Now that you know why credit is useful, and you have an idea what interest will cost you, it's time to look at various kinds of credit you might use in your lifetime. As you decide what kinds of credit to use, always keep in mind why credit is useful and that there are costs associated with using credit.
- Credit cards
- Store cards
- Auto loans
- Student loans
- Personal loans
Credit cards represent an agreement between the person using the card and the company or bank that issued the card. Each time a person makes a purchase with a credit card, that person is taking out a loan from the card issuer. The cost of the loan—the interest charged—and all of the repayment details are part of the agreement the card user signs when the credit card account is opened.
Store cards are like credit cards but only work at one particular store. Many department stores, clothing stores, and gas stations issue store cards. Store cards often have much higher interest rates than regular credit cards, so you should be very careful when using this type of credit.
Auto loans are a type of credit issued by a bank or other financial company for the purpose of buying a car. You’ll usually find better interest rates on auto loans from your bank or credit union than from the car dealerships.
Mortgages are loans made by banks or mortgage companies for the purchase of property. The property could be, for example, a house to live in, rental property used to generate income, recreational land in the country, or a lot on which you plan to develop a business. There are many types of mortgages, and figuring out which one is right for the type of property you’re going to buy could be a whole course on its own!
Student loans are loans made to students or their parents to finance the cost of tuition and other expenses associated with going to college or technical school. There are several types of student loans, but the most basic types are either government sponsored loans, such as the Stafford and PLUS programs, or private loans. Government sponsored loans generally have much better loan terms, including better interest rates and more flexible repayment options. Check out www.finaid.org/loans/ for great helpful information about student loans. Student loans are governed by special rules and laws; for instance, student loans can’t be discharged in bankruptcy filings.

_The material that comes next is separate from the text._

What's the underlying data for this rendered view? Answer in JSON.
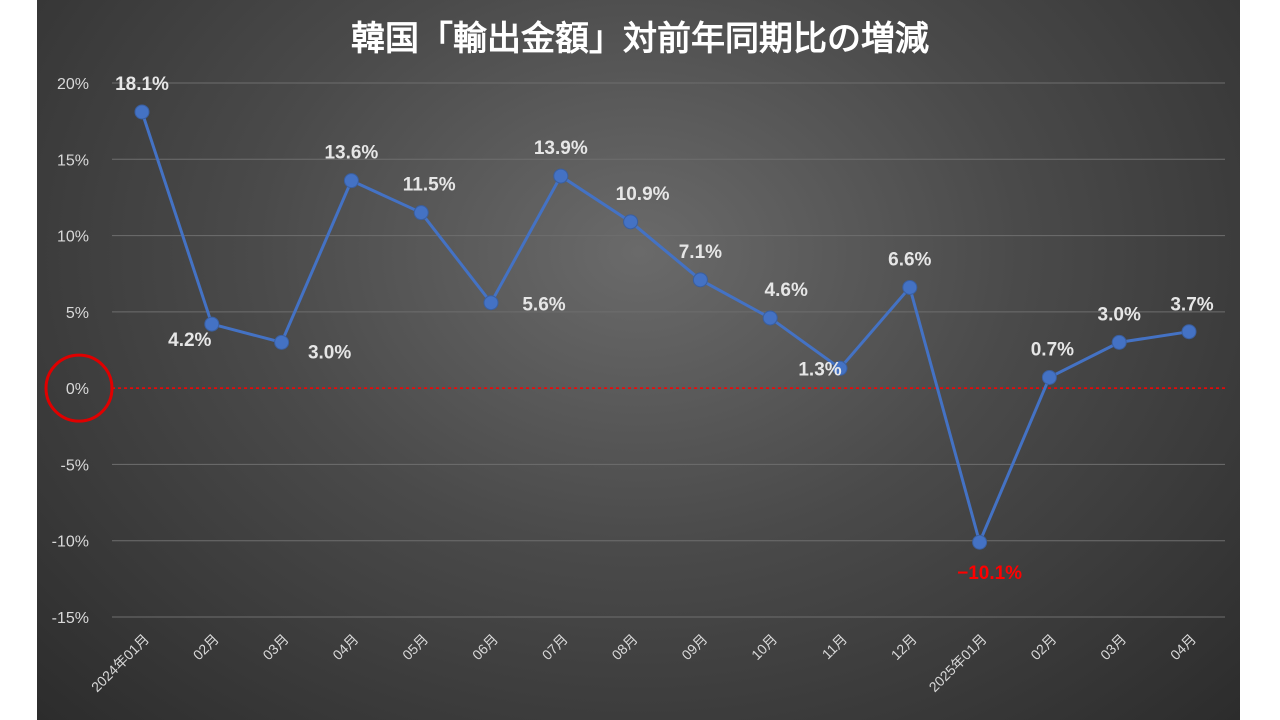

Personal loans are loans between two people without the involvement of banks. Personal loans can be a great resource if they’re available, but they can also strain the relationship between the borrower and lender. It’s usually a good idea to put the loan terms of a personal loan in writing so that both people know exactly what to expect. Loan terms include information such as the interest rate charged; the frequency, number, and amount of payments; and when payments are due.